If you ask your neighbor, your friends or your banker what a credit score is, you're likely to get all kinds of answers.


-Your credit score is basically a number method used by banks/lenders to assess your ability and likelihood to pay back your debt.  Most refer to this as creditworthiness.

-Credit scores are based on multiple pieces of criteria, including your payment history (how often are you late on payments), amount of outstanding debt (how many items you have financed and make monthly pymts), length of credit history (how long you have had those items financed), use of new credit and types of credit used.

-Credit scores are based on credit report information, which is supplied to the companies by the Credit Bureau.

-Credit scores come from one or all of the three largest credit bureaus in the U.S. (Experian, Equifax and TransUnion).
                                                                                      
 -Credit scores range between 300 and 990, depending on the scoring system and algorithms used (i.e., FICO, NextGen, CE Score and VantageScore).  300 being VERY low and 990 being VERY high!
                                                    
Before there were credit scores, a man's word was the primary factor used to evaluate a borrower's credit worthiness and/or risk. This was very subjective and created a lot of variability in the results. Many lending institutions spent an enormous amount of resources training employees on how to observe consumer credit behavior as the basis for judging risk when lending money (Basically if you looked like you could repay the debt, you got the loan). Not only was this a slow process, but due to human error, it was also inconsistent and unreliable.

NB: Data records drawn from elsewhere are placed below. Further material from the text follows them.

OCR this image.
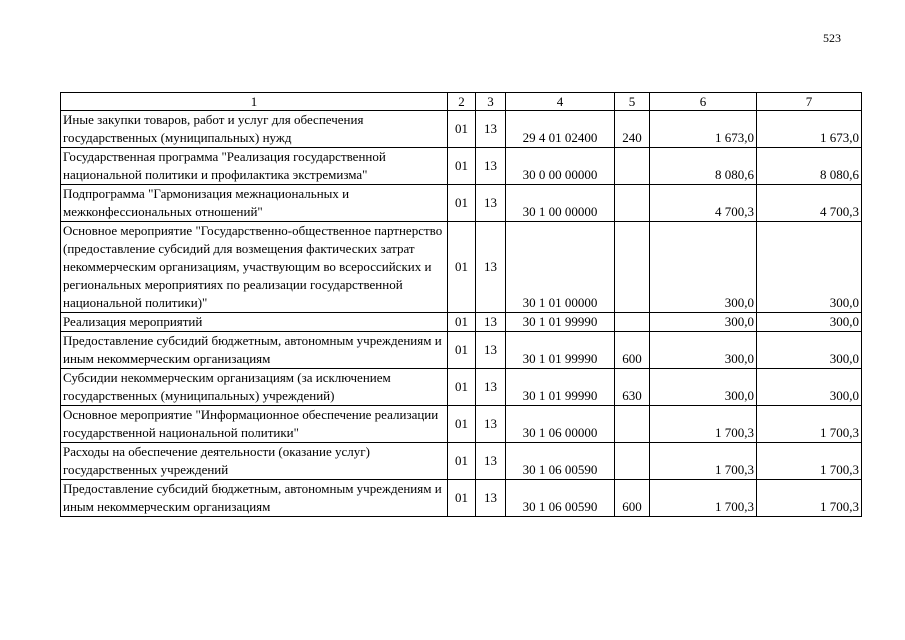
523
1	2	3	4	5	6	7
Иные закупки товаров, работ и услуг для обеспечения государственных (муниципальных) нужд	01	13	29 4 01 02400	240	1 673,0	1 673,0
Государственная программа "Реализация государственной национальной политики и профилактика экстремизма"	01	13	30 0 00 00000		8 080,6	8 080,6
Подпрограмма "Гармонизация межнациональных и межконфессиональных отношений"	01	13	30 1 00 00000		4 700,3	4 700,3
Основное мероприятие "Государственно-общественное партнерство (предоставление субсидий для возмещения фактических затрат некоммерческим организациям, участвующим во всероссийских и региональных мероприятиях по реализации государственной национальной политики)"	01	13	30 1 01 00000		300,0	300,0
Реализация мероприятий	01	13	30 1 01 99990		300,0	300,0
Предоставление субсидий бюджетным, автономным учреждениям и иным некоммерческим организациям	01	13	30 1 01 99990	600	300,0	300,0
Субсидии некоммерческим организациям (за исключением государственных (муниципальных) учреждений)	01	13	30 1 01 99990	630	300,0	300,0
Основное мероприятие "Информационное обеспечение реализации государственной национальной политики"	01	13	30 1 06 00000		1 700,3	1 700,3
Расходы на обеспечение деятельности (оказание услуг) государственных учреждений	01	13	30 1 06 00590		1 700,3	1 700,3
Предоставление субсидий бюджетным, автономным учреждениям и иным некоммерческим организациям	01	13	30 1 06 00590	600	1 700,3	1 700,3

It was not until the 1980s that scores were standardized using a point system that scored the primary variables found on an individual's credit record. This newer system helped to eliminate much of the subjectivity and variability that had existed with other attempts at standardization.

However, this process was still connected to the spontaneous measurements of the consumer's credit report and did not consider the actual payment behaviors of a consumer.

Credit scoring took a major step forward when statistical models began using combinations of credit data. These next generation computer "predictability" models were designed to include payment information from thousands of consumers and were calculated based on a complex mathematical algorithm that generates a credit score the moment a report is ordered. There are literally trillions of score combinations used in the calculations. When combined with computer applications, scoring models have made the process of granting credit extremely efficient and much more objective. Although far from perfect, these models help facilitate commerce by expediting consumers' ability to get the credit they need in a far more efficient and effective manner than the systems previously used.